Fischerspooner

Guvernment, Toronto ON - April 8, 2003

BY Stuart GreenPublished May 1, 2003

If electroclash truly has passed on then the Fischerspooner touring live show is surely the movement's funeral dirge. When Warren Fischer (the "musician") and Casey Spooner (the "singer") stage their live shows in New York, they are reported to cost in the tens, possibly hundreds, of thousands of dollars in sets, costumes and performers (imagine Moulin Rouge with Kraftwerk as the house band). But the version that marked the duo's Canadian debut barely resembled the spectacle of sight and sound they are known for. If the New York Fischerspooner shows are the Broadway theatre of electroclash, this was a bad high school production. By their own admission, the duo is hell-bent on taking the piss out of the music industry (apparently by destroying it one label at a time) and their stripped-down live show is proof that they would love dearly to be the next Sigue Sigue Sputnik. Appearing on stage surrounded by a quintet of Robert Palmer video rejects and two female back-up singers, Casey Spooner lip-synced (very badly) to most of the songs off their lone #1 disc. Warren Fischer also made the odd appearance, as either a verbal abuse whipping boy for Spooner's displeasure with the sequencing of the songs or to spastically jerk about and spew fake blood, à la Gene Simmons.
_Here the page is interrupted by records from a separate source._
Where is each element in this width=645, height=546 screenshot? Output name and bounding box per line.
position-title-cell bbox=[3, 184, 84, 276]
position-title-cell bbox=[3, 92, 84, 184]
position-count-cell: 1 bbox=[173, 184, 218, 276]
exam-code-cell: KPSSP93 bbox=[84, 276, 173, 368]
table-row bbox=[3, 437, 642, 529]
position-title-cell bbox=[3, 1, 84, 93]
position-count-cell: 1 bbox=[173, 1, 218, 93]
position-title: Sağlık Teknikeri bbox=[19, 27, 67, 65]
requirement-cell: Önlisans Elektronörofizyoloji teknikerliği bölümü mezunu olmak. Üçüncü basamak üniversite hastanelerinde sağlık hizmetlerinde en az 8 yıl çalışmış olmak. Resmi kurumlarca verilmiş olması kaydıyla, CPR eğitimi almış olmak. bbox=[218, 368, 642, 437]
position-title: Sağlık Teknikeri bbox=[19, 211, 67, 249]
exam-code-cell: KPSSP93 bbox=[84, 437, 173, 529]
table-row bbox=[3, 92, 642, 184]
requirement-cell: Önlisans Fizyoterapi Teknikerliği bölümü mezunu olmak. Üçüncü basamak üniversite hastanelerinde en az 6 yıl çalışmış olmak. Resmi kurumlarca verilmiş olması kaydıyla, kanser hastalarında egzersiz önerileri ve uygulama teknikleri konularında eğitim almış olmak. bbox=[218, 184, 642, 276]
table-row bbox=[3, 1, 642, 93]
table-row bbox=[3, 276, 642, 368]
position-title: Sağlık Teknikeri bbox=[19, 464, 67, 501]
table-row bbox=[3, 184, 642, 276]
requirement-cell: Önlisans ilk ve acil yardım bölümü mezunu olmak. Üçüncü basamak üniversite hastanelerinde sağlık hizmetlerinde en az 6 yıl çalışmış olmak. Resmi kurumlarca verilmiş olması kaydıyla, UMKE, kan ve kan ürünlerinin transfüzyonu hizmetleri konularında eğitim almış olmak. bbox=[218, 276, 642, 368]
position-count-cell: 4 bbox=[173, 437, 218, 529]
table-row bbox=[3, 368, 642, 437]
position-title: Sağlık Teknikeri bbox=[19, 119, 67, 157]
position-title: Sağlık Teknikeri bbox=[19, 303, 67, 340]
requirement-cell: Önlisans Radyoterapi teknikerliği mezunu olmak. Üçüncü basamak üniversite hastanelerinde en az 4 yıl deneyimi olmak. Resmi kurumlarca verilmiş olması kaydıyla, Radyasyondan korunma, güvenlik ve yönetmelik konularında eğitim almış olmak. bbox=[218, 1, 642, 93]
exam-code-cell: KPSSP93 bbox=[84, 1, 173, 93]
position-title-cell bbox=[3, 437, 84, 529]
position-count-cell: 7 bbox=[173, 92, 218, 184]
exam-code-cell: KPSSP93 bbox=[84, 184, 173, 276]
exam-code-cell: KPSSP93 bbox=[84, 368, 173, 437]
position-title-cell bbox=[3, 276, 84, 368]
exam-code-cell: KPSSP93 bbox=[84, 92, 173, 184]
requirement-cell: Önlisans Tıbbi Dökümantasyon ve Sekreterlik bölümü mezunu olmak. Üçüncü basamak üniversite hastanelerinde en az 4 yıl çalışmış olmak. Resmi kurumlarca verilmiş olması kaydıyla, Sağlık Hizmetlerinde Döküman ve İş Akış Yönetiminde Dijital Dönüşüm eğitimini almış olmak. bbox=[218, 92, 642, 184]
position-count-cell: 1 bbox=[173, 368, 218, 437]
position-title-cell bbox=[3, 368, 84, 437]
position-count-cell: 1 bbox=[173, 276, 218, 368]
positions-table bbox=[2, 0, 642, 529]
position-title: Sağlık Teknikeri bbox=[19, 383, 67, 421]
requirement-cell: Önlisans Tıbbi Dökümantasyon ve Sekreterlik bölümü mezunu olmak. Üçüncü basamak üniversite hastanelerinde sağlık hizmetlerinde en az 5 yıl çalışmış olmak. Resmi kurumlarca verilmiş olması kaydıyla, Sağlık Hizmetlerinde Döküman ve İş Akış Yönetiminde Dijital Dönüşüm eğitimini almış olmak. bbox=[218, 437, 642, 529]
Between tracks, Spooner openly showed that he was either a complete idiot for forgetting where he should be standing (assuming he was really high and couldn't get his stage cues straight) or a mastermind of ironic audience manipulation (assuming the fuck-ups were all part of the act). Either way, it was neither amusing nor entertaining. Then again, maybe that was the point. As a demonstration of how desperate they were for audience approval, they closed the 50-minute set with the single "Emerge" and proceeded to offer it up again five minutes later as an encore. Strictly amateur.